Thursday, April 08, 2010

Real prevention

This is the kind of thing U.S. administrations do if they are serious about preventing a "dirty bomb" attack.

Even as aftershocks from last month's magnitude 8.8 earthquake shook their equipment, U.S. and Chilean engineers worked together to carefully extract Chile's last HEU. It was no simple operation — the radioactive material was carefully loaded into specially designed casks and then lowered into two huge shipping containers for the ocean voyage. All told, 60 tons of metal were needed to keep just 18 kilograms (40 pounds) of HEU from leaking radioactivity.

After two and a half weeks at sea, including passage through the Panama Canal, a specially outfitted double-hulled ship arrived under U.S. Coast Guard escort at the Charleston Weapons Station in South Carolina last month.

Customs agents and nuclear inspectors made radiation checks as the containers were loaded onto flatbed trucks and then driven to the Savannah River Site in South Carolina and the Y-12 National Security Complex in Oak Ridge, Tennessee, where much of it will be converted to safer fuel and resold for nuclear power.

A year ago, Obama made a promise to lead a global effort to recover all of this material within four years — ambitious because it not only requires years of planning and diplomacy, but also highly specific technology and expertise.

No other country but the U.S. has put all these elements together — even Russia depends on U.S. help to safely dispose of uranium.

The U.S. has already helped convert or verified the shutdown of 67 reactors in 32 countries from HEU to low-enriched uranium, or LEU, which is much harder to weaponize.

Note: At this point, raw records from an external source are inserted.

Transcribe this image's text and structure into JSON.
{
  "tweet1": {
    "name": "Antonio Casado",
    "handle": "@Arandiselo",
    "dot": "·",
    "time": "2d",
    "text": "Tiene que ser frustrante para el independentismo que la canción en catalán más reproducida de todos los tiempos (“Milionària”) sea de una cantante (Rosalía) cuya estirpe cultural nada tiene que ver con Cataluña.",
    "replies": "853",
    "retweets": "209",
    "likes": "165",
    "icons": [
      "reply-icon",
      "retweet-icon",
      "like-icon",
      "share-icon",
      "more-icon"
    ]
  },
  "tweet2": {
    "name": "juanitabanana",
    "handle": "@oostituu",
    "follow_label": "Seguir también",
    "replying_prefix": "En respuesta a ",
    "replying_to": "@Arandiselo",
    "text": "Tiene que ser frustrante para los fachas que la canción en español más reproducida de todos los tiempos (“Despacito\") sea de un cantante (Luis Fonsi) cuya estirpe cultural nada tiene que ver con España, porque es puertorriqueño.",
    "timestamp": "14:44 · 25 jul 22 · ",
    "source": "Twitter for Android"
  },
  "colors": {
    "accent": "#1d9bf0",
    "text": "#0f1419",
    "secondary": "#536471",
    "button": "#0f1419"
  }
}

It also has secured HEU supplies in more than 750 vulnerable buildings and removed 2,691 kilograms of weapons-grade nuclear material for safer storage.

To help keep his promise, Obama has proposed a 68 percent increase in the Global Threat Reduction Initiative's budget to $559 million for fiscal year 2011, not only to recover more HEU but also to prevent smuggling of nuclear material by strengthening export and border controls and port security.

I wonder what graphic Fox News will use should they ever decide to report this important national security story.